La Nuova Via della Seta, di cui si fa un gran parlare, riporta alla mente il secolo breve, le sue contraddizioni, i suoi scontri e l’infinita e mai sopita disputa per l’egemonia culturale (e non solo) tra Oriente e Occidente.

Molte le similitudini, ma due in particolare (ovviamente, riviste e attualizzate) sembrano dare l’esatta cifra dell’operazione portata avanti da Pechino: il piano Marshall e la disputa per la conquista dello spazio negli anni Sessanta.



A ben guardare, l’ambizioso piano infrastrutturale e di collegamenti ideato e fermamente perseguito a suon di miliardi di dollari dal presidente cinese Xi Jinping ha le sembianze (neppure troppo velate) di un vero e proprio piano Marshall, non rivolto a un singolo Paese, bensì all’intera Europa meridionale.

Un progetto strategico che, come nel caso degli aiuti Usa (l’Italia poté rifiorire grazie alle finanze d’oltre Atlantico e Washington si stabilì con proprie basi militari alle porte del blocco russo), unisce due convenienze: nuovo ruolo politico e, soprattutto, nuova linfa per l’economia dei Paesi europei affacciati sul Mediterraneo, fiaccati da una crisi ancora pressante, e la possibilità, da parte cinese, di guadagnarsi la fiducia (porta d’ingresso per ogni altro obiettivo) del Vecchio e ricchissimo continente.



Un do ut des che, come accadde nel dopoguerra, non potrà non avere risvolti importanti, seppure estremamente graduali e non necessariamente nefasti sull’intero scacchiere geopolitico globale. Niente di nuovo sotto il sole!
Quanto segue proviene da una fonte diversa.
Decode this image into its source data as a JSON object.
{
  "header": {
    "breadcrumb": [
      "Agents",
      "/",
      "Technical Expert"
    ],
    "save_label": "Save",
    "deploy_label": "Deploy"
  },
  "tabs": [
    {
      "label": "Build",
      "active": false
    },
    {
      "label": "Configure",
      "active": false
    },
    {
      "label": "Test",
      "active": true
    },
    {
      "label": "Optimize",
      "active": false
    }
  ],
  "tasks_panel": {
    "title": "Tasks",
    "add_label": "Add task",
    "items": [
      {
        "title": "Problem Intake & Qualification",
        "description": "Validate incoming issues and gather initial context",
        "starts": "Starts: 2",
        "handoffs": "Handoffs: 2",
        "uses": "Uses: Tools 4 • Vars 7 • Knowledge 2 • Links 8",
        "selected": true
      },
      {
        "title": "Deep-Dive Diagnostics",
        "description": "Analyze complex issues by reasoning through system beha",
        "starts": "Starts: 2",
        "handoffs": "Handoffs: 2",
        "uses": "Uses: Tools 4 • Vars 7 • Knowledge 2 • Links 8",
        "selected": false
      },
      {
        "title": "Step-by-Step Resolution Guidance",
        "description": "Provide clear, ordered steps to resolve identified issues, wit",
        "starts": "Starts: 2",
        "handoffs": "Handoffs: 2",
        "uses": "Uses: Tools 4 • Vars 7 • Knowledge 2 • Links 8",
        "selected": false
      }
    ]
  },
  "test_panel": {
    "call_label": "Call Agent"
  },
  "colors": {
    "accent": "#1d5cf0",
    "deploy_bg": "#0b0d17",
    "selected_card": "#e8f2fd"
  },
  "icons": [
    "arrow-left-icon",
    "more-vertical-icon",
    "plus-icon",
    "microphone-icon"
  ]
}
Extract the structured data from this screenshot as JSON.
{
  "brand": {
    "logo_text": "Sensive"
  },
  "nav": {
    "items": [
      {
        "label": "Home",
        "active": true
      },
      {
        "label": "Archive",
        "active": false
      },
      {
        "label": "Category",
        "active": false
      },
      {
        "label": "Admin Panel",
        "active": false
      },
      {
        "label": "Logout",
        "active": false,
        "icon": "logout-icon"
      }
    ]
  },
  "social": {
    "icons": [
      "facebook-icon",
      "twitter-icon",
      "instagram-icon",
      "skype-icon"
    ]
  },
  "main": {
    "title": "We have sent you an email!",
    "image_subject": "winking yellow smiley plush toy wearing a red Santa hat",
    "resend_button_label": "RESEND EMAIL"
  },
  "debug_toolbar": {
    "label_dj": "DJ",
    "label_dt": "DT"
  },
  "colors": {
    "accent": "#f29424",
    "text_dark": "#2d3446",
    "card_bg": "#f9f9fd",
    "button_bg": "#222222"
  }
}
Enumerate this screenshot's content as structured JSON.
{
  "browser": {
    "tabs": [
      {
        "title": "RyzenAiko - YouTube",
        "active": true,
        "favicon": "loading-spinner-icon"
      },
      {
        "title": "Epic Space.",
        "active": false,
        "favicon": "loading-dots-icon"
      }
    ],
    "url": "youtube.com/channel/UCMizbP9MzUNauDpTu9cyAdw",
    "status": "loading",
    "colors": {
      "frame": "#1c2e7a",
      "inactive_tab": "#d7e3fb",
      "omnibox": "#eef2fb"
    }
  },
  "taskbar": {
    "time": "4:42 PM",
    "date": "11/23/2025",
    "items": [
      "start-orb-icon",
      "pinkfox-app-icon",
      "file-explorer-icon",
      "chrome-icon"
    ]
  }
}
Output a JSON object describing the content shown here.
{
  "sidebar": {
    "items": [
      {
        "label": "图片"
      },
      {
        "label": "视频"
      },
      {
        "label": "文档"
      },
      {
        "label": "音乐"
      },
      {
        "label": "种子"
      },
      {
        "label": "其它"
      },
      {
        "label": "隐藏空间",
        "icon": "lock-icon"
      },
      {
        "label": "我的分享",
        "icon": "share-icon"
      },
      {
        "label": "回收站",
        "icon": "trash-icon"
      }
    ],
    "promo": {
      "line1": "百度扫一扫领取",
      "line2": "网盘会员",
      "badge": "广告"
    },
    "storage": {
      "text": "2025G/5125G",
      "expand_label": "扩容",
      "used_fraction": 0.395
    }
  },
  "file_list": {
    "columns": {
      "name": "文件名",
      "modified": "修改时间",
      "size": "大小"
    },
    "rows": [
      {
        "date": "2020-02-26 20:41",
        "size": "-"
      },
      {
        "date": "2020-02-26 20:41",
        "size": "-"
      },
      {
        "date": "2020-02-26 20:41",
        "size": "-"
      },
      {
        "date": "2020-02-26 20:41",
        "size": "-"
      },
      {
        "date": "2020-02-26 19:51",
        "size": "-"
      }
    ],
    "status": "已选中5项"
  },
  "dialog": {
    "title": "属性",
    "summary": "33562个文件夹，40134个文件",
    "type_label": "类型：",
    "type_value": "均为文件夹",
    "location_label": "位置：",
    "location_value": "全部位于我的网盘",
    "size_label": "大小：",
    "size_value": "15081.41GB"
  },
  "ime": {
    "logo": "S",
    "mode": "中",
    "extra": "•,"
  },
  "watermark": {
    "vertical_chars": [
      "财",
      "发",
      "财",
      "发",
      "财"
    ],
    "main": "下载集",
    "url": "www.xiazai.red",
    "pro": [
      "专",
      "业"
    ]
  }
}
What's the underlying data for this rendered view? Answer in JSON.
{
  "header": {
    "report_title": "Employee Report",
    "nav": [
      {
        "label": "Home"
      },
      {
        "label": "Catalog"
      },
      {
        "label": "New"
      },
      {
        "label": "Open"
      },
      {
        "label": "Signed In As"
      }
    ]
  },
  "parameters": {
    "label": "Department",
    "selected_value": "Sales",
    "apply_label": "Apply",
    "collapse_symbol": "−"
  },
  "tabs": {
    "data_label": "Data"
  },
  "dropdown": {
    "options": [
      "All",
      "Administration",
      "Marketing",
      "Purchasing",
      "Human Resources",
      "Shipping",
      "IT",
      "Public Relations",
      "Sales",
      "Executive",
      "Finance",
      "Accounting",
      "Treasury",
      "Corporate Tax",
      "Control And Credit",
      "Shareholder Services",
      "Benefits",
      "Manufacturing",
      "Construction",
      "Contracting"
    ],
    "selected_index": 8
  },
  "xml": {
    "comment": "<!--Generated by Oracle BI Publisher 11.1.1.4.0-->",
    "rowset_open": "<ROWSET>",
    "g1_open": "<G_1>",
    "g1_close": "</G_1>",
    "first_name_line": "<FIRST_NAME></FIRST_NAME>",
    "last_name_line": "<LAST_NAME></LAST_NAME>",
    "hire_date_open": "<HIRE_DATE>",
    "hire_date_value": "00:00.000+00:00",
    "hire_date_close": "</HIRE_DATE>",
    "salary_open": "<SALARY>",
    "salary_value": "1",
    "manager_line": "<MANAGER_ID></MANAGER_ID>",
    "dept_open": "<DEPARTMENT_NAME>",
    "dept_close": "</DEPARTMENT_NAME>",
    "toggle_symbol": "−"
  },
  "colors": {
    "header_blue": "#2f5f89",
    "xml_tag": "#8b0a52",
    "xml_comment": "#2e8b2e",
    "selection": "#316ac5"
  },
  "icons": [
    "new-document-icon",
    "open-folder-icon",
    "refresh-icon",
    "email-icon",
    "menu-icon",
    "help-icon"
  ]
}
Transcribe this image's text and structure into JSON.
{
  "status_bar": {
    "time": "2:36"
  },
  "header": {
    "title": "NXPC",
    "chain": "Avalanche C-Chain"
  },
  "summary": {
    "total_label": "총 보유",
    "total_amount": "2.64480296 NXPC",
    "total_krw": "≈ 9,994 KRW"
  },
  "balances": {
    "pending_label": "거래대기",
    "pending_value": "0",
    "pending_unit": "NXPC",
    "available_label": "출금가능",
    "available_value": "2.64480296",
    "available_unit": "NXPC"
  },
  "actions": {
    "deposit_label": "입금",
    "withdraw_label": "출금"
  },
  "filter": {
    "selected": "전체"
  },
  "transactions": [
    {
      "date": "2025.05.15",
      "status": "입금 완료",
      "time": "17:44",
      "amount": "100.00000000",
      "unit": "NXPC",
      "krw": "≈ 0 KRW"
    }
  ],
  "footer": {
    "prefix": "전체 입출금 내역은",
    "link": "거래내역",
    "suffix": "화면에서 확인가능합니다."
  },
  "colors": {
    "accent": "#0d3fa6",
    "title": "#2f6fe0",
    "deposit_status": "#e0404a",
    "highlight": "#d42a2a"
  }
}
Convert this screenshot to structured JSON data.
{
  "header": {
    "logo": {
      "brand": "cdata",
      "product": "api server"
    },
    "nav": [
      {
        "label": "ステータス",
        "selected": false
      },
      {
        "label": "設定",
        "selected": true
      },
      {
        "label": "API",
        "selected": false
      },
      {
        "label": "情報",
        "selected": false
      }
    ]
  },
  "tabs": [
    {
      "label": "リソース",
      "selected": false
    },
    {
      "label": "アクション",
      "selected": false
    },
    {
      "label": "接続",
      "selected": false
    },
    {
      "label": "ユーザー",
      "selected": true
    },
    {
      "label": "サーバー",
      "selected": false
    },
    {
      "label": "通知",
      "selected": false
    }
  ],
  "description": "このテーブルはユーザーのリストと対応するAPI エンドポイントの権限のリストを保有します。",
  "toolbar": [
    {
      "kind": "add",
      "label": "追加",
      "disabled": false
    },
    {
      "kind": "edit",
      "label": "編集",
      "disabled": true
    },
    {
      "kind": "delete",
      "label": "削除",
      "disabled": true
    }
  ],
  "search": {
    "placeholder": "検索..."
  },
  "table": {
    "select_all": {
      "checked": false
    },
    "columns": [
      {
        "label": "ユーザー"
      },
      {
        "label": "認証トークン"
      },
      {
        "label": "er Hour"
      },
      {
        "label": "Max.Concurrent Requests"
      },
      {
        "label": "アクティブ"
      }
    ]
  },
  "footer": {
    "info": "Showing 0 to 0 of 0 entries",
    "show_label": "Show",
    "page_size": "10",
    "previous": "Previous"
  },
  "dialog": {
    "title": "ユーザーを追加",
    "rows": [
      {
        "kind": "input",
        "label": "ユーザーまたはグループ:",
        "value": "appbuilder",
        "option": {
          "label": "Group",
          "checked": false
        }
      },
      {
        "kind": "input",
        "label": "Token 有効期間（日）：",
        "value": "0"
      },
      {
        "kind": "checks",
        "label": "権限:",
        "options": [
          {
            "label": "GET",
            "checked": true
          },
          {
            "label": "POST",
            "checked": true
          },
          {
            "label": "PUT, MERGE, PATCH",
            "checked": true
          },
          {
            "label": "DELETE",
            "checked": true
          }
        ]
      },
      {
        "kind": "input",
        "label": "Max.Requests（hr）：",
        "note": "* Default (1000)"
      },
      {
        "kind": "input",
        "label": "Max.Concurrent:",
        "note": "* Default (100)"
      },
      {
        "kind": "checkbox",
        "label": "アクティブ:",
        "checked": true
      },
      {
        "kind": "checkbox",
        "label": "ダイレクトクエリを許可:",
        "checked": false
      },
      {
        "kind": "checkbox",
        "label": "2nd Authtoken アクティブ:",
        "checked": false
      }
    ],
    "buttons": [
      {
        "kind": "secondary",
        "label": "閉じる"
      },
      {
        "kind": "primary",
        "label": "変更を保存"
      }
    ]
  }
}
Ma la sfida che si sta consumando tra Usa e Cina riporta alla mente, proprio nell’anno del cinquantesimo anniversario dell’allunaggio di Neil Armstrong e Buzz Aldrin, un’altra sfida affrontata fino all’ultimo dollaro: la corsa allo spazio. Dopo una guerra lancinante che aveva lasciato sul campo strascichi negativi per tutti – vinti ma anche vincitori -, la conquista dello spazio rappresentava la sfida per la supremazia del mondo in campo scientifico, militare, politico, economico e anche culturale.



La conquista dell’etere torna incredibilmente d’attualità. E ancora una volta la supremazia sulla terra si gioca nel cielo. La posta in palio sono le infrastrutture materiali e immateriali: i porti certamente, ma anche, e soprattutto, le interconnessioni e le comunicazioni, cioè i veri approdi dell’economia globalizzata.

Un messaggio molto ben recepito dalla Casa Bianca, che per conquistare tempo (lo stesso accadde nei primi anni Sessanta dopo le missioni Soyuz) avanza proposte di accordo diretto Usa-Cina, rinnegando – nei fatti – la politica delle sanzioni, dei dazi e delle ritorsioni contro Pechino.

Ma se, allora, la politica americana riuscì a ribaltare il gap tecnologico grazie all’umiltà e all’enorme sforzo finanziario, oggi gli Stati Uniti sembrano smarriti, attoniti di fronte alla potenza di fuoco economico che la Cina è in grado di mettere in campo per una sfida che appare principalmente culturale, come fu quella americana contro il comunismo.

E come allora il miraggio dell’imperialistica autosufficienza russa affamò mezzo pianeta e sgretolò il “muro della vergogna”, oggi gli strumenti del mercato potrebbero rivelarsi il cavallo di Troia della globalizzazione e archiviare il capitalismo come realizzato in Occidente.